As the city's population grows, our corridors of power remain the same.

The new Philadelphians of Point Breeze are particularly appalled.

Chief among them is the precocious and controversial Ori Feibush. Raised in Upper Dublin, Feibush, just 28, has already built himself a small real estate empire called OCF Realty. Feibush has had a hand in constructing at least 150 homes. He owns a pair of coffee shops and a popular real estate blog called Naked Philly, and his real estate agents are active in every cranny of the city that appeals to new Philadelphians.

But Feibush is different from most of them in a key respect. He is blunt and confrontational, and he has no qualms about getting into scrums with the sort of traditional po­wers—city agencies, Council members, long-established community groups—that more discreet developers avoid.

This helps explain why Feibush has become the face of gentrification in Point Breeze, opening him up for some nasty treatment. At some of his construction sites, windows have been shot out. One night he came home to find a dead pit bull on his doorstep.

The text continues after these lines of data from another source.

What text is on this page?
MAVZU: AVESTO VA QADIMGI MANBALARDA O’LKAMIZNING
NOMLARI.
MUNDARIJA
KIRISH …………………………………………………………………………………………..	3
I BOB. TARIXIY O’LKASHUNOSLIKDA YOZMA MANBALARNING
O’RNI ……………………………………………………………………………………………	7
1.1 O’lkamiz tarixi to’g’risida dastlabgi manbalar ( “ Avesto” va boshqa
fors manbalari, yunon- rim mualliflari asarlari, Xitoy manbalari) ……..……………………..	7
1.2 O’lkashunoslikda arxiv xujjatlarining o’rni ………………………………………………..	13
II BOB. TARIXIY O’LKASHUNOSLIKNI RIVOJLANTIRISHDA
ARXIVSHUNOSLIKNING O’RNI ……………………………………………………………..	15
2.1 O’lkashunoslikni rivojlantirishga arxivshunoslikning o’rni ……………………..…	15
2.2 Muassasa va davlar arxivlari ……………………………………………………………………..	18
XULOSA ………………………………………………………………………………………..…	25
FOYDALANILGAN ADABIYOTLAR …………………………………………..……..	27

This sort of gentrification tension isn’t exactly new, of course, but it hasn’t been as common in Philadelphia as in some other cities that are further along in the redevelopment arc. That makes Point Breeze, which sits south of Washington and west of Broad, an instructive preview of a conflict we can expect more of if Center City continues to expand: the old-fashioned political power of longtime residents matched against the economic might of the new Philadelphians.

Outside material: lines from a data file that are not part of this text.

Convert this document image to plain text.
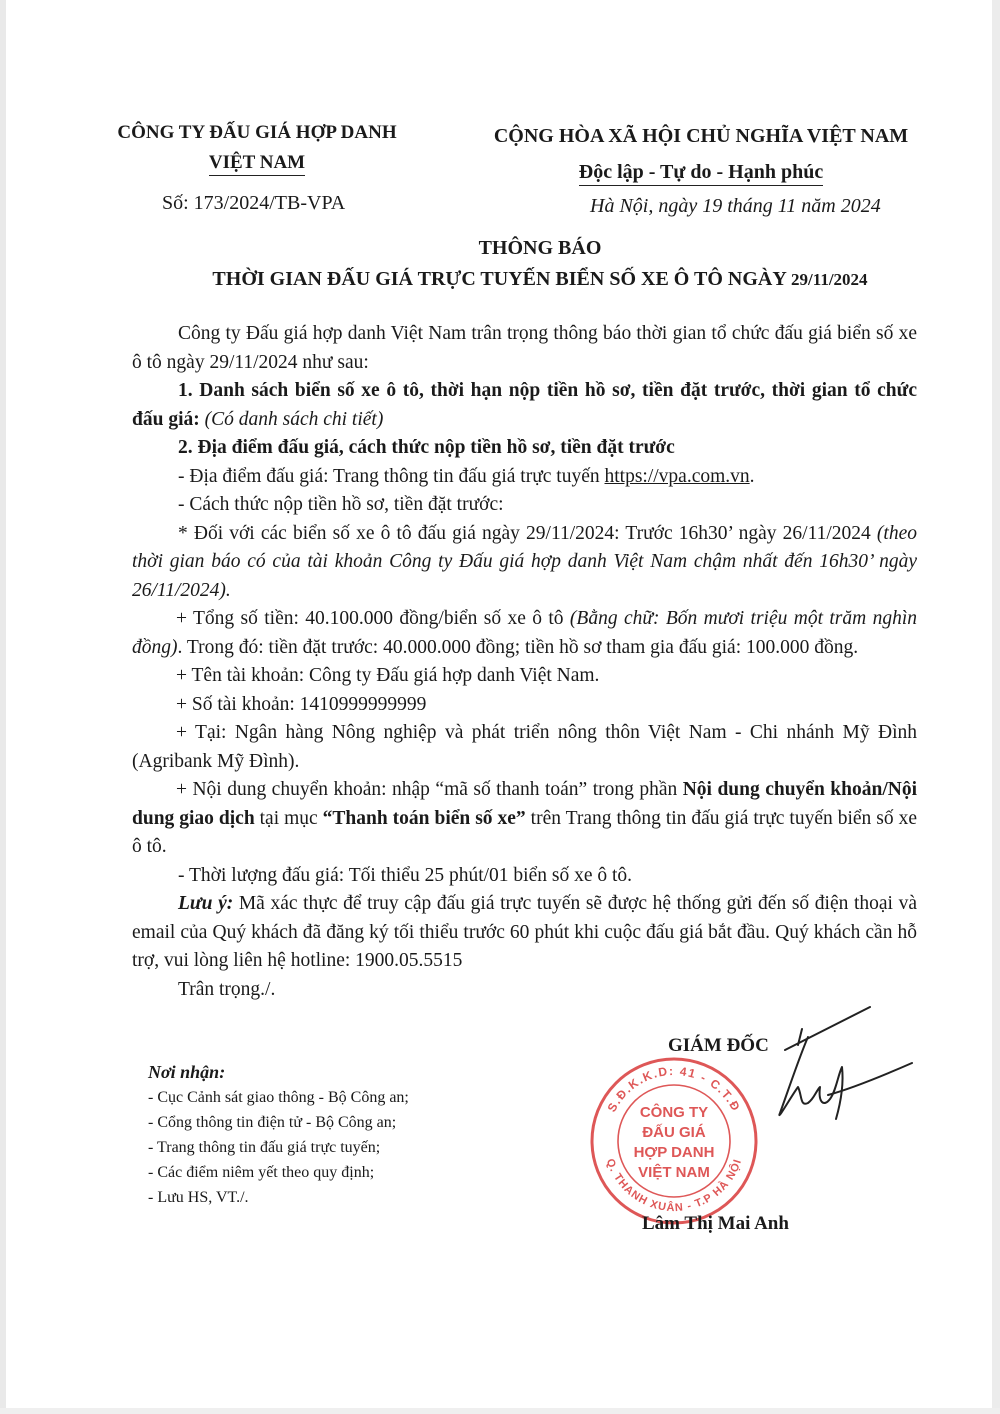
CÔNG TY ĐẤU GIÁ HỢP DANH
VIỆT NAM
CỘNG HÒA XÃ HỘI CHỦ NGHĨA VIỆT NAM
Độc lập - Tự do - Hạnh phúc
Số: 173/2024/TB-VPA	Hà Nội, ngày 19 tháng 11 năm 2024
THÔNG BÁO
THỜI GIAN ĐẤU GIÁ TRỰC TUYẾN BIỂN SỐ XE Ô TÔ NGÀY 29/11/2024

Công ty Đấu giá hợp danh Việt Nam trân trọng thông báo thời gian tổ chức đấu giá biển số xe ô tô ngày 29/11/2024 như sau:

1. Danh sách biển số xe ô tô, thời hạn nộp tiền hồ sơ, tiền đặt trước, thời gian tổ chức đấu giá: (Có danh sách chi tiết)

2. Địa điểm đấu giá, cách thức nộp tiền hồ sơ, tiền đặt trước

- Địa điểm đấu giá: Trang thông tin đấu giá trực tuyến https://vpa.com.vn.

- Cách thức nộp tiền hồ sơ, tiền đặt trước:

* Đối với các biển số xe ô tô đấu giá ngày 29/11/2024: Trước 16h30’ ngày 26/11/2024 (theo thời gian báo có của tài khoản Công ty Đấu giá hợp danh Việt Nam chậm nhất đến 16h30’ ngày 26/11/2024).

+ Tổng số tiền: 40.100.000 đồng/biển số xe ô tô (Bằng chữ: Bốn mươi triệu một trăm nghìn đồng). Trong đó: tiền đặt trước: 40.000.000 đồng; tiền hồ sơ tham gia đấu giá: 100.000 đồng.

+ Tên tài khoản: Công ty Đấu giá hợp danh Việt Nam.

+ Số tài khoản: 1410999999999

+ Tại: Ngân hàng Nông nghiệp và phát triển nông thôn Việt Nam - Chi nhánh Mỹ Đình (Agribank Mỹ Đình).

+ Nội dung chuyển khoản: nhập “mã số thanh toán” trong phần Nội dung chuyển khoản/Nội dung giao dịch tại mục “Thanh toán biển số xe” trên Trang thông tin đấu giá trực tuyến biển số xe ô tô.

- Thời lượng đấu giá: Tối thiểu 25 phút/01 biển số xe ô tô.

Lưu ý: Mã xác thực để truy cập đấu giá trực tuyến sẽ được hệ thống gửi đến số điện thoại và email của Quý khách đã đăng ký tối thiểu trước 60 phút khi cuộc đấu giá bắt đầu. Quý khách cần hỗ trợ, vui lòng liên hệ hotline: 1900.05.5515

Trân trọng./.

Nơi nhận:
- Cục Cảnh sát giao thông - Bộ Công an;
- Cổng thông tin điện tử - Bộ Công an;
- Trang thông tin đấu giá trực tuyến;
- Các điểm niêm yết theo quy định;
- Lưu HS, VT./.
GIÁM ĐỐC
S.Đ.K.K.D: 41 - C.T.Đ
Q. THANH XUÂN - T.P HÀ NỘI
CÔNG TY
ĐẤU GIÁ
HỢP DANH
VIỆT NAM
Lâm Thị Mai Anh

Leaders of the old Point Breeze have played tough from the moment they smelled the gentrification coming. They fear higher rents and taxes, and, worse, becoming strangers in their own neighborhood. So some sought a moratorium against new three-story homes. Others abruptly called an end to community meetings when it looked like the vote was going against them. And I witnessed one incident—in the aftermath of a racially charged meeting at the end of January—that looked an awful lot like vote tampering.

All of this has come as something of a shock to the new Philadelphians of Point Breeze, who were convinced they were uplifting the community, nobly converting it from an urban wasteland into a neighborhood with gastropubs and $300,000 townhomes topped with roof decks. They’ve responded to the hostility as they always do: with new community groups and park cleanups.

I ask Feibush: Will that be enough? I expect him, of all people, to believe that new Philadelphians need to get engaged in the political system. But even Feibush doesn’t see the point. “What else would you have us do? New Philadelphians and sane people aren’t programmed to deal with a system this corrupt,” he says, in his typically unrestrained way. “The reality in Philadelphia is that if the political system wants something, they’re going to figure out how to get it.”